Film: Palm Springs

When all is said and done, does Palm Springs (2020) do all that much to set itself apart from its fundamental ancestor, Groundhog Day? Well, no, but it’s a winning, well executed example of the time-loop subgenre, introducing just enough playful wrinkles to earn a solid place in the canon. The story takes place at a desert wedding in Palm Springs, where care-free Niles (Andy Samberg) cute-meets troubled, quirky Sarah (Cristin Milioti). What Sarah doesn’t realize is that Niles is caught in a time-loop; he’s been experiencing the wedding over and over again, for so long he barely remembers his life from before it started. Circumstances, however, are about to change.
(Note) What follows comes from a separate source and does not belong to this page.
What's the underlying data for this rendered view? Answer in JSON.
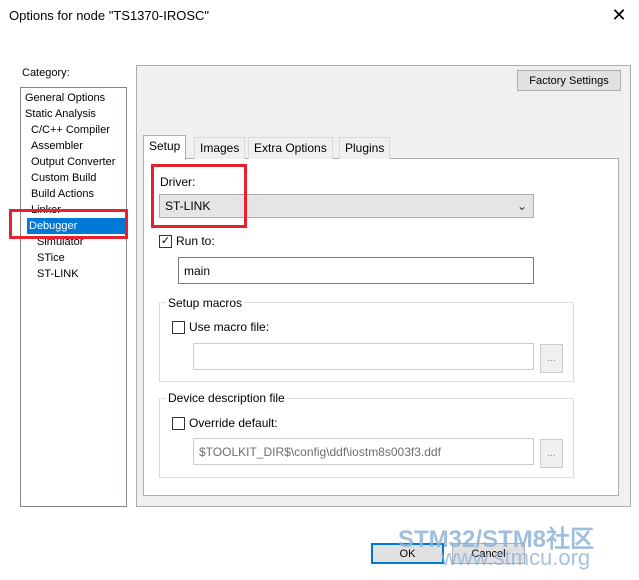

When Sarah gets stuck in the timeloop with Niles, their mutual imprisonment in an endlessly repeating day connects them as friends, rivals, partners in crime, frenemies, and ultimately lovers, while also eventually forcing them to confront their inner demons.

Palm Springs may not have an original premise, but it approaches it from an effective new angle: starting mid-loop, providing two protagonists, and deconstructing some of Groundhog Day’s more toxic messaging. Samberg, after several seasons honing his man-child chops on Brooklyn 9-9, is in fine form here, and shares real chemistry with the delightful Milioti. The film has a breezy, perhaps disposable feel to it, but it actually bolsters its comedic foundation with a thoughtful, coherent theme. But mostly, it’s just legitimately funny, leaning into the humorous possibilities of its premise, including a well deployed subplot involving J.K. Simmons. As a riff on this idea, ultimately I don’t think it quite matches up to the richer, more interesting Russian Doll, but it’s still worth making time for thanks to a smart, efficient script and appealing performances from Milioti and Samberg.